Friday, November 18, 2016

the Renaissance man



I left off on Wednesday with the universal man moving into the “Renaissance man.”

But we should remember that, even though there was much talk about the universal man, i.e., the fully developed personality, during and after the Renaissance, the idea of universality in the Renaissance was restricted to the upper class.

The working class were not exactly studying Greek philosophy or astronomy during breaks from brick laying or manure shoveling. They lacked the time, the energy, or the money. Indeed, Renaissance historian Sir John Rigby Hale noted that the leisured upper class was attracted to the idea of universalism because it allowed them to distinguish themselves from people who had to work for a living.

The OED defines a Renaissance man simply as “one who exhibits the virtues of an idealized man of the Renaissance.” This is a surprisingly new term. It did not even appear in the 1933 first edition of the OED; it was not added until a later supplement.

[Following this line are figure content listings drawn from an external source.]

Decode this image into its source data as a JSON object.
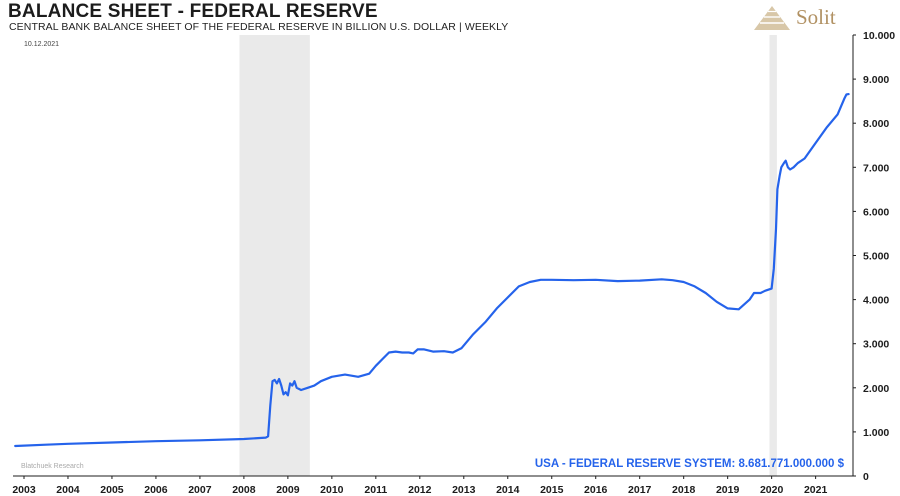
{
  "header": {
    "title": "BALANCE SHEET - FEDERAL RESERVE",
    "subtitle": "CENTRAL BANK BALANCE SHEET OF THE FEDERAL RESERVE IN BILLION U.S. DOLLAR | WEEKLY",
    "logo_text": "Solit"
  },
  "chart_data": {
    "type": "line",
    "title": "BALANCE SHEET - FEDERAL RESERVE",
    "subtitle": "CENTRAL BANK BALANCE SHEET OF THE FEDERAL RESERVE IN BILLION U.S. DOLLAR | WEEKLY",
    "date_label": "10.12.2021",
    "source_label": "Blatchuek Research",
    "annotation": "USA - FEDERAL RESERVE SYSTEM: 8.681.771.000.000 $",
    "line_color": "#2563eb",
    "y_axis_position": "right",
    "xlim": [
      2002.75,
      2021.85
    ],
    "ylim": [
      0,
      10000
    ],
    "x_ticks": [
      2003,
      2004,
      2005,
      2006,
      2007,
      2008,
      2009,
      2010,
      2011,
      2012,
      2013,
      2014,
      2015,
      2016,
      2017,
      2018,
      2019,
      2020,
      2021
    ],
    "x_tick_labels": [
      "2003",
      "2004",
      "2005",
      "2006",
      "2007",
      "2008",
      "2009",
      "2010",
      "2011",
      "2012",
      "2013",
      "2014",
      "2015",
      "2016",
      "2017",
      "2018",
      "2019",
      "2020",
      "2021"
    ],
    "y_ticks": [
      0,
      1000,
      2000,
      3000,
      4000,
      5000,
      6000,
      7000,
      8000,
      9000,
      10000
    ],
    "y_tick_labels": [
      "0",
      "1.000",
      "2.000",
      "3.000",
      "4.000",
      "5.000",
      "6.000",
      "7.000",
      "8.000",
      "9.000",
      "10.000"
    ],
    "recessions": [
      [
        2007.9,
        2009.5
      ],
      [
        2019.95,
        2020.12
      ]
    ],
    "series": [
      {
        "name": "USA - FEDERAL RESERVE SYSTEM",
        "x": [
          2002.8,
          2003.5,
          2004.0,
          2005.0,
          2006.0,
          2007.0,
          2008.0,
          2008.5,
          2008.55,
          2008.6,
          2008.65,
          2008.7,
          2008.75,
          2008.8,
          2008.85,
          2008.9,
          2008.95,
          2009.0,
          2009.05,
          2009.1,
          2009.15,
          2009.2,
          2009.3,
          2009.45,
          2009.6,
          2009.75,
          2010.0,
          2010.3,
          2010.6,
          2010.85,
          2011.0,
          2011.15,
          2011.3,
          2011.45,
          2011.6,
          2011.75,
          2011.85,
          2011.95,
          2012.1,
          2012.3,
          2012.55,
          2012.75,
          2012.95,
          2013.2,
          2013.5,
          2013.75,
          2014.0,
          2014.25,
          2014.5,
          2014.75,
          2015.0,
          2015.5,
          2016.0,
          2016.5,
          2017.0,
          2017.5,
          2017.75,
          2018.0,
          2018.25,
          2018.5,
          2018.75,
          2019.0,
          2019.25,
          2019.5,
          2019.6,
          2019.75,
          2019.85,
          2020.0,
          2020.05,
          2020.1,
          2020.13,
          2020.18,
          2020.22,
          2020.28,
          2020.32,
          2020.37,
          2020.42,
          2020.5,
          2020.6,
          2020.75,
          2021.0,
          2021.25,
          2021.5,
          2021.65,
          2021.7,
          2021.75
        ],
        "y": [
          680,
          710,
          730,
          760,
          790,
          810,
          840,
          870,
          900,
          1600,
          2150,
          2180,
          2100,
          2200,
          2050,
          1850,
          1900,
          1830,
          2100,
          2050,
          2150,
          2000,
          1950,
          2000,
          2050,
          2150,
          2250,
          2300,
          2250,
          2320,
          2500,
          2650,
          2800,
          2820,
          2800,
          2800,
          2780,
          2870,
          2870,
          2820,
          2830,
          2800,
          2900,
          3200,
          3500,
          3800,
          4050,
          4300,
          4400,
          4450,
          4450,
          4440,
          4450,
          4420,
          4430,
          4460,
          4440,
          4400,
          4300,
          4150,
          3950,
          3800,
          3780,
          4000,
          4150,
          4150,
          4200,
          4250,
          4700,
          5600,
          6500,
          6800,
          7000,
          7100,
          7150,
          7000,
          6950,
          7000,
          7100,
          7200,
          7550,
          7900,
          8200,
          8550,
          8650,
          8660
        ]
      }
    ]
  }
}
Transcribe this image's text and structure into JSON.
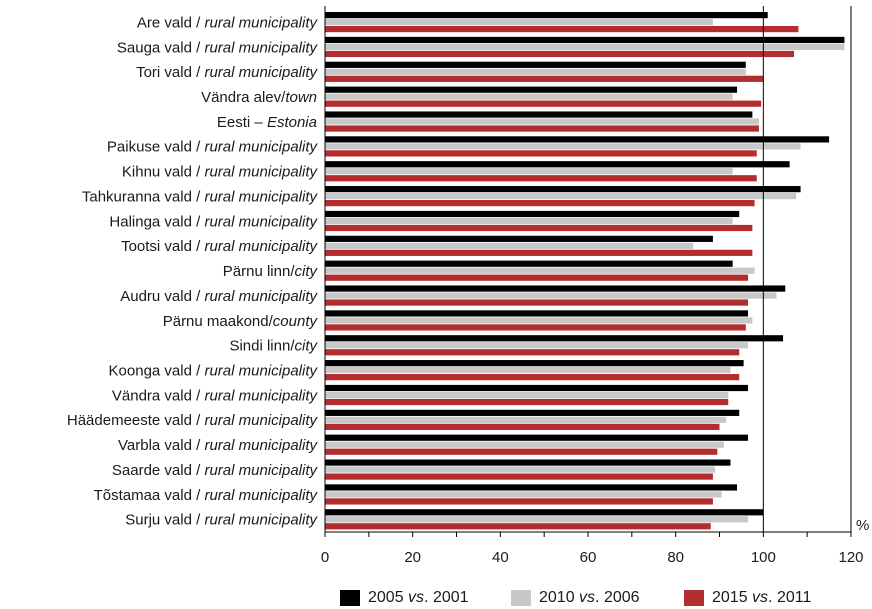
{
  "chart_data": {
    "type": "bar",
    "orientation": "horizontal",
    "categories": [
      {
        "main": "Are vald",
        "sep": " / ",
        "italic": "rural municipality"
      },
      {
        "main": "Sauga vald",
        "sep": " / ",
        "italic": "rural municipality"
      },
      {
        "main": "Tori vald",
        "sep": " / ",
        "italic": "rural municipality"
      },
      {
        "main": "Vändra alev",
        "sep": "/",
        "italic": "town"
      },
      {
        "main": "Eesti – ",
        "sep": "",
        "italic": "Estonia"
      },
      {
        "main": "Paikuse vald",
        "sep": " / ",
        "italic": "rural municipality"
      },
      {
        "main": "Kihnu vald",
        "sep": " / ",
        "italic": "rural municipality"
      },
      {
        "main": "Tahkuranna vald",
        "sep": " / ",
        "italic": "rural municipality"
      },
      {
        "main": "Halinga vald",
        "sep": " / ",
        "italic": "rural municipality"
      },
      {
        "main": "Tootsi vald",
        "sep": " / ",
        "italic": "rural municipality"
      },
      {
        "main": "Pärnu linn",
        "sep": "/",
        "italic": "city"
      },
      {
        "main": "Audru vald",
        "sep": " / ",
        "italic": "rural municipality"
      },
      {
        "main": "Pärnu maakond",
        "sep": "/",
        "italic": "county"
      },
      {
        "main": "Sindi linn",
        "sep": "/",
        "italic": "city"
      },
      {
        "main": "Koonga vald",
        "sep": " / ",
        "italic": "rural municipality"
      },
      {
        "main": "Vändra vald",
        "sep": " / ",
        "italic": "rural municipality"
      },
      {
        "main": "Häädemeeste vald",
        "sep": " / ",
        "italic": "rural municipality"
      },
      {
        "main": "Varbla vald",
        "sep": " / ",
        "italic": "rural municipality"
      },
      {
        "main": "Saarde vald",
        "sep": " / ",
        "italic": "rural municipality"
      },
      {
        "main": "Tõstamaa vald",
        "sep": " / ",
        "italic": "rural municipality"
      },
      {
        "main": "Surju vald",
        "sep": " / ",
        "italic": "rural municipality"
      }
    ],
    "series": [
      {
        "name": {
          "a": "2005 ",
          "vs": "vs",
          "b": ". 2001"
        },
        "color": "#000000",
        "values": [
          101,
          118.5,
          96,
          94,
          97.5,
          115,
          106,
          108.5,
          94.5,
          88.5,
          93,
          105,
          96.5,
          104.5,
          95.5,
          96.5,
          94.5,
          96.5,
          92.5,
          94,
          100
        ]
      },
      {
        "name": {
          "a": "2010 ",
          "vs": "vs",
          "b": ". 2006"
        },
        "color": "#c8c8c8",
        "values": [
          88.5,
          118.5,
          96,
          93,
          99,
          108.5,
          93,
          107.5,
          93,
          84,
          98,
          103,
          97.5,
          96.5,
          92.5,
          92,
          91.5,
          91,
          89,
          90.5,
          96.5
        ]
      },
      {
        "name": {
          "a": "2015 ",
          "vs": "vs",
          "b": ". 2011"
        },
        "color": "#b22d2d",
        "values": [
          108,
          107,
          100,
          99.5,
          99,
          98.5,
          98.5,
          98,
          97.5,
          97.5,
          96.5,
          96.5,
          96,
          94.5,
          94.5,
          92,
          90,
          89.5,
          88.5,
          88.5,
          88
        ]
      }
    ],
    "xlim": [
      0,
      120
    ],
    "xticks": [
      "0",
      "20",
      "40",
      "60",
      "80",
      "100",
      "120"
    ],
    "unit": "%",
    "reference_line": 100,
    "grid": false,
    "legend_position": "bottom"
  }
}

While the OED does not list any uses of the phrase Renaissance man prior to 1906, when English historian William Harrison Woodward used it in his book Studies in Education during the Age of the Renaissance, it definitely missed a few early uses.

With the advantages of modern technology, a Google book search located a use of the phrase as far back as 1874, when scholar and writer Rev. Richard St. John Tyrwhitt used it in an article for the magazine Old and New.

However, the concept of the Renaissance man did not enter into popular usage for some time. The term did not appear in an American newspaper until 1907, and not in the New York Times until 1923.